When the final buzzer sounded on Wednesday night at State Farm Arena, marking another Utah Jazz win, it was clear to anyone watching that Lauri Markkanen’s 32 points, Jordan Clarkson’s 23 points, Malik Beasley’s 18 points and the contributions from Walker Kessler and Collin Sexton were key to the Jazz’s win over the Atlanta Hawks.
At first glance, Mike Conley’s seven points don’t stand out on the box score, but those with more institutional knowledge or an eye not just for how baskets were generated would know that it was Conley who was steering the ship.
“I’ve played with some good point guards, but nothing like Mike,” Markkanen said after the Jazz’s 125-119 win. “He’s a really smart player and knows not just when to pass ball, but he delivers on target.
“It’s easy to shoot from. He’s been doing a great job of being the veteran on the team and leading us.”
After blowing a 15-point lead Wednesday, the Jazz turned in a stinker of a third quarter and were trailing by 10 points.

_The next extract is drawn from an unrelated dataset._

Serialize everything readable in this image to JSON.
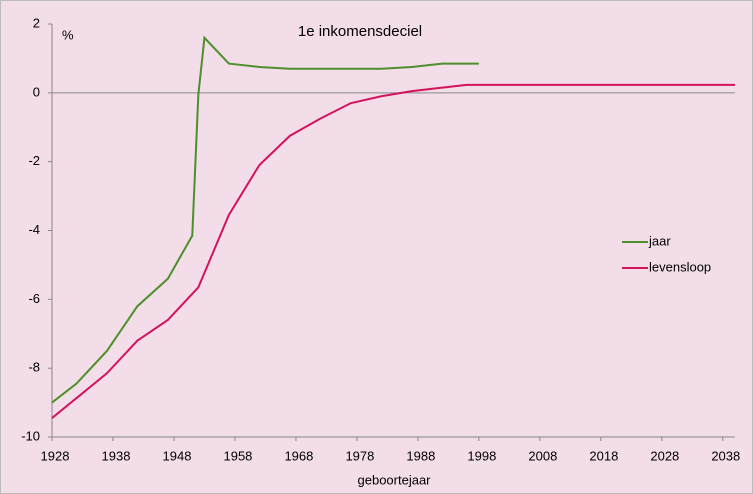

The bench came in and improved things in the final moments of the third and then the Jazz ran back ahead in the fourth, taking control of the game down the stretch with the starters back in.
Jazz head coach Will Hardy praised the team’s communication down the stretch and pointed to Conley specifically for how that was done.
“I communicate to Mike and Mike communicates to everybody else,” Hardy said matter-of-factly. “Mike has been in so many close games over the course of his career and played in big games and fourth quarters and he doesn’t get sped up.
He’s very poised in those moments and has an ability to communicate clearly to his teammates what we’re trying to execute, so that’s kind of the the chain of command and those moments. It’s me to Mike and Mike to everybody else.”
And the Jazz like that chain of command. They respect it and it works for them.
Conley finished the night with just seven points, but he had 13 assists and just one turnover. He was the game manager that the Jazz needed when things started to get off track.
Good decisions, precision, timing and experience. He’s been providing that to the Jazz for multiple years now, and even though the players around him have changed, his approach hasn’t.